Después, claro, hubo otros tiovivos, pero yo no tenía puesto un antifaz amarillo y mamá no me levantaba la mano en señal de despedidas contentas. Y la música ya no era capaz de despertarme ensoñaciones y darme aires imaginativos, quizá estaba muy crecidito para estar montando en corceles pintorescos, y la convocatoria estaba más por el lado de los carros chocones y el vertiginoso pendular de la “barca de Marco Polo” y otros divertimentos más agitados de las ferias ambulantes. El tiempo de los carruseles había pasado.

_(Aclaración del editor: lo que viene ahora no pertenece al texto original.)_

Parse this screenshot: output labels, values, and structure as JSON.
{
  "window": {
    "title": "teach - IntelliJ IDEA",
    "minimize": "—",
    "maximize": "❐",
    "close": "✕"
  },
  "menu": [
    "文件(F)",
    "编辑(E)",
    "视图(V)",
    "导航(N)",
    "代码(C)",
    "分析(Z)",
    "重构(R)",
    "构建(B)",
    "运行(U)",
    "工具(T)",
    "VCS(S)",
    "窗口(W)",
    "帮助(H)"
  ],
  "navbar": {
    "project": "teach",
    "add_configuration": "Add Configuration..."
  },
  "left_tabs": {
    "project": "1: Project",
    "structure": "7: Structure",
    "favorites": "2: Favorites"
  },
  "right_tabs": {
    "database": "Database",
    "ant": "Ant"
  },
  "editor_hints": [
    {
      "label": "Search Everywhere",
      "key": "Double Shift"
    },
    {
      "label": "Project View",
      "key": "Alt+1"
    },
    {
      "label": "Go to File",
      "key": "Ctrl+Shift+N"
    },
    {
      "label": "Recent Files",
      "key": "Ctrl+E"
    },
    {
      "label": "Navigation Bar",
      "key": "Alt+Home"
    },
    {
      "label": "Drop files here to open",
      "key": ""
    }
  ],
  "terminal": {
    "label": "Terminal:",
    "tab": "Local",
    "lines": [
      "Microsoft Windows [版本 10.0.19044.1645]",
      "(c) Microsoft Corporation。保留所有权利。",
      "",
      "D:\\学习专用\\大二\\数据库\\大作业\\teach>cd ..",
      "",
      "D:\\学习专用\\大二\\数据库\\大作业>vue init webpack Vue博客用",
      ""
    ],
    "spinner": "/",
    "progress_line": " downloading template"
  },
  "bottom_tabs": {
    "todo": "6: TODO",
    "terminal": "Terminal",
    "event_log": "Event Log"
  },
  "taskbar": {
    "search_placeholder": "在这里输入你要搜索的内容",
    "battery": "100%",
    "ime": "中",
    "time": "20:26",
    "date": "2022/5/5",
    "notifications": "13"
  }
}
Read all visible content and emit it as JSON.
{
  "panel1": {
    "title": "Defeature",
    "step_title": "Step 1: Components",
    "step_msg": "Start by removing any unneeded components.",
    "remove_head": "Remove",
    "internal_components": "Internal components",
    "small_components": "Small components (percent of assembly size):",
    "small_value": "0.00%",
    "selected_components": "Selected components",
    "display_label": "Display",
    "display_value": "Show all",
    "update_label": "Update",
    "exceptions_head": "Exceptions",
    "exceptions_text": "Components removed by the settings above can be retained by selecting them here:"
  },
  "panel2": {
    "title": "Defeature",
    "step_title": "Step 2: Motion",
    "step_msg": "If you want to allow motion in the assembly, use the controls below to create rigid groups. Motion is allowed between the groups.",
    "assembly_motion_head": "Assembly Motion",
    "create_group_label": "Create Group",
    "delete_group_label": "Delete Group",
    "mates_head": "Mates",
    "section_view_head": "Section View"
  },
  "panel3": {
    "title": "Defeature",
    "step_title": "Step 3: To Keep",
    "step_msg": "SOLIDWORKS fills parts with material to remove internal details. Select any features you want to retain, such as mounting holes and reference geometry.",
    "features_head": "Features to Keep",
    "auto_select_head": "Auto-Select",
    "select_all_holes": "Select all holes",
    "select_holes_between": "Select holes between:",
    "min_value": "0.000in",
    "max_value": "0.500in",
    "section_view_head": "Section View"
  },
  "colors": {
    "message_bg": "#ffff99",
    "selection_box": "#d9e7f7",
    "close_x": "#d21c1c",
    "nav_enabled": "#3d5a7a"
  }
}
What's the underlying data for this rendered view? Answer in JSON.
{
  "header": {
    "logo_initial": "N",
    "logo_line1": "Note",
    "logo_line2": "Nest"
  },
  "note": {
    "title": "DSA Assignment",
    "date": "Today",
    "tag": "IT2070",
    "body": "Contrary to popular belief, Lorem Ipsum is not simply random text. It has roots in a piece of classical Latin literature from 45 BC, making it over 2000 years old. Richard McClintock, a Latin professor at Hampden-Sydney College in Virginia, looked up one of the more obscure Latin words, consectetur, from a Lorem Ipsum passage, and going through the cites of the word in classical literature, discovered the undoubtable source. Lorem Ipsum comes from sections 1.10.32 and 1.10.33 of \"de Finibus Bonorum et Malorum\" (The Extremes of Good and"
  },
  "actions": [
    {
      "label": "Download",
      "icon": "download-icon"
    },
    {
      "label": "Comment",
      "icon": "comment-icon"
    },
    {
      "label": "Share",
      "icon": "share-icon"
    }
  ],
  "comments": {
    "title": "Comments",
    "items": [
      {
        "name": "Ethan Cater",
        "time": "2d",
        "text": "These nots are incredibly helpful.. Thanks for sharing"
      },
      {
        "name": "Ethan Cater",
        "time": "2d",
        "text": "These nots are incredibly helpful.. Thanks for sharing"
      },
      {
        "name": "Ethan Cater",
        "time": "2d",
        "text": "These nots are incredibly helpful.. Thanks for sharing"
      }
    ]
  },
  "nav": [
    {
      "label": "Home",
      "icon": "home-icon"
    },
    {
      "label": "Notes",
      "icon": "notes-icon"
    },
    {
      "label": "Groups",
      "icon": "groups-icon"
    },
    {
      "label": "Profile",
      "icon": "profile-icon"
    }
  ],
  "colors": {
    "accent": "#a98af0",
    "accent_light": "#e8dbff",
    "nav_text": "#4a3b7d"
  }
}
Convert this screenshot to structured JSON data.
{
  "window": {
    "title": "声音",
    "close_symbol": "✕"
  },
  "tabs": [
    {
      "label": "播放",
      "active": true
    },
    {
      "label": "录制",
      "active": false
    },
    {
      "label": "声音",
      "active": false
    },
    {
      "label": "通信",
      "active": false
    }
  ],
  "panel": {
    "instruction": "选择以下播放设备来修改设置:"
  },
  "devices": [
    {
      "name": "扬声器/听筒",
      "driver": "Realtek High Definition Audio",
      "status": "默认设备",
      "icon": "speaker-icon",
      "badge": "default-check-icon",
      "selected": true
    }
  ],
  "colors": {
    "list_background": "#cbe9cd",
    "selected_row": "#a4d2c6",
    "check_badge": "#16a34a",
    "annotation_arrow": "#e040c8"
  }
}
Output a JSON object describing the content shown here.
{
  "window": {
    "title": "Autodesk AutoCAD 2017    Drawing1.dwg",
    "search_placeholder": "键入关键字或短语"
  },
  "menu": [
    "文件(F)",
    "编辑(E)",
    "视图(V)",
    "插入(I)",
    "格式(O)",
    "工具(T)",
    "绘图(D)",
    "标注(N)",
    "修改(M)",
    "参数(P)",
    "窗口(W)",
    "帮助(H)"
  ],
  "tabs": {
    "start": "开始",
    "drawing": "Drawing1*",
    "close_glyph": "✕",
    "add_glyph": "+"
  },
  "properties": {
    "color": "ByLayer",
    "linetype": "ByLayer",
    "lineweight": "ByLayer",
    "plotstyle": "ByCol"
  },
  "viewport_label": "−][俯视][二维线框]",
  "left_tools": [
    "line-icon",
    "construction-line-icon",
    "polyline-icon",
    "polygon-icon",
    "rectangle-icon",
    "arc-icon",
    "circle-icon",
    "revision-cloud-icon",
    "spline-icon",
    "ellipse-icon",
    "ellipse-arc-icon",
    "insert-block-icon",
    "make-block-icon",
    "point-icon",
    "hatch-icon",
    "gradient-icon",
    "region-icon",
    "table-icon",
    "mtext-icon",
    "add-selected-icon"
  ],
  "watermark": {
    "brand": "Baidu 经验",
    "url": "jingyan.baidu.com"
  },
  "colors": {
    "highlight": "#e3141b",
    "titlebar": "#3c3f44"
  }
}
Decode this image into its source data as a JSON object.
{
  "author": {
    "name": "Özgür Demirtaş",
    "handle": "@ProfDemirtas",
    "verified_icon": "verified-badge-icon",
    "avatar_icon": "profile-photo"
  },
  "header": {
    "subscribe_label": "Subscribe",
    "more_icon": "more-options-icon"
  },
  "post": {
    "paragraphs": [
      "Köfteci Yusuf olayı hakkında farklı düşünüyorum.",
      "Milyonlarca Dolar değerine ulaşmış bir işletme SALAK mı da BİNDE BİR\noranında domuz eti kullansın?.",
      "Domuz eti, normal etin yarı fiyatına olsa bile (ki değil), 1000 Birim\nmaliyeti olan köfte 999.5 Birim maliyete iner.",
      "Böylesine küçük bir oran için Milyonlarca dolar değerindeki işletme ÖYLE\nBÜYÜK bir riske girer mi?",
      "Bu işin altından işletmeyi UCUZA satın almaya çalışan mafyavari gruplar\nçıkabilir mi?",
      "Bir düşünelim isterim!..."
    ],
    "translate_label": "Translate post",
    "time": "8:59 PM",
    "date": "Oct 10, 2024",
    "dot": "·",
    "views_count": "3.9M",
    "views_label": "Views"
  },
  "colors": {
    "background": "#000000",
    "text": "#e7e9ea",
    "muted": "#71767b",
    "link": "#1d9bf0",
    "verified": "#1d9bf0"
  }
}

Aquellos tiovivos me gustaron más cuando supe que en otras partes, como Buenos Aires, les decían calesitas. En las esquinas de Bello, cuando ya las ciudades de hierro eran una lueñe memoria de niños idos, se escuchaban canciones que mencionaban un parque japonés, un parque de ocio, una calesita de caballos ojones y boquiabiertos en cada barrio.
Y entonces alguien, no sé quién, me dijo que la ciudad del mundo donde más carruseles había era esa, la de los tangos y las librerías. La de Gardel y tantos escritores. Cuando la visité hace años, ya no fui capaz de montarme en un caballito de entretenimiento. La calesita, en todo caso, me sigue pareciendo un nombre más sonoro y convocador de seres imaginarios. “Llora la calesita / de la esquinita sombría, / y hace sangrar las cosas / que fueron rosas un día”, dice el tango de Mores y Cátulo Castillo.
A veces, muy escasas veces, por cierto, escucho encantadas músicas de calesitas y entonces vuelvo a los días en que el mundo era amarillo incendio y uno podía subirse a un carrusel que lo llevaba a viajar por caminos inesperados. Y a la distancia, me parece ver de nuevo una mano blanca que me dice adiós.